Cell phone boosters don't require professional installation, but there are some important installation features to consider. If you choose a wireless cell phone booster, then you'll have to consider the length of the outside antenna's coax cable and the inside antenna's coax cable. The length of these cables determines where you can install the amplifier and both antennas. If you choose a cradle cell phone booster, the cradle is both the amplifier and the inside antenna, which means that you only need to concern yourself with the length of the outside antenna's coax cable.
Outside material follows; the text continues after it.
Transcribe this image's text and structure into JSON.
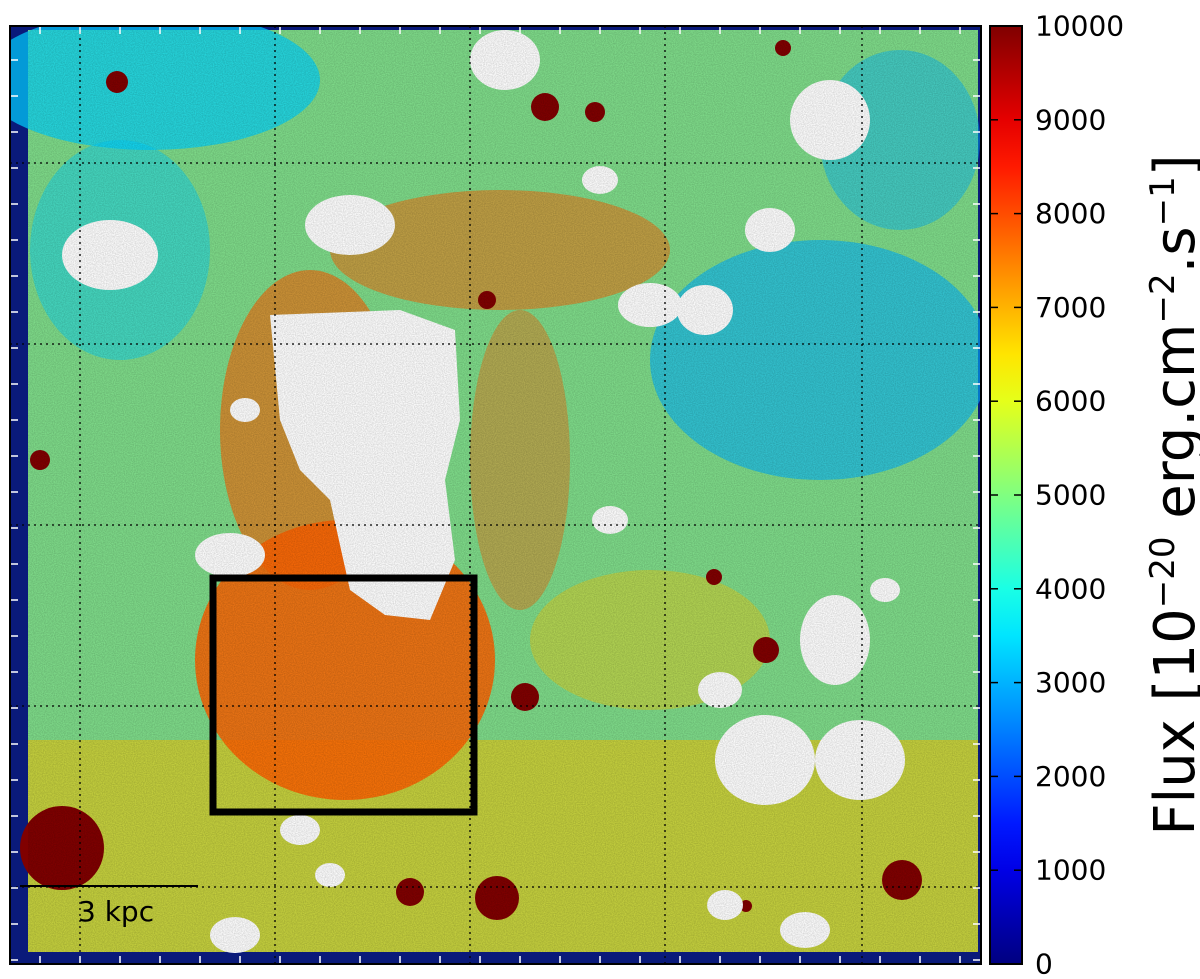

The outside antenna, which attaches to the roof of your car with a magnet, receives the signal that the amplifier boosts, so it's a critical component. The inside antenna emits the boosted signal to your phone. The best cell phone boosters come with high-gain antennas of 5 dBi or higher, meaning they can pick up signals from a long range. These are ideal for rural areas where you're far from a cell tower. Antennas with lower average gains are better for mountainous terrain where physical objects are blocking signals.
Help & Support
Most cell phone boosters come with a two-year warranty. You have to register your device with your cellular provider. The best cell phone boosters' manufacturers offer phone, email and live chat to help you with registering your cell phone booster and technical issues. You should also be able to access manuals, user guides, FAQs, blogs and other educational resources.
Your commute no longer needs to be plagued with inconsistent cell coverage that drains your phone's battery and results in poor call quality. With one of the best cell phone boosters, you can turn areas where you only receive one bar of reception into areas where you have a solid five bars.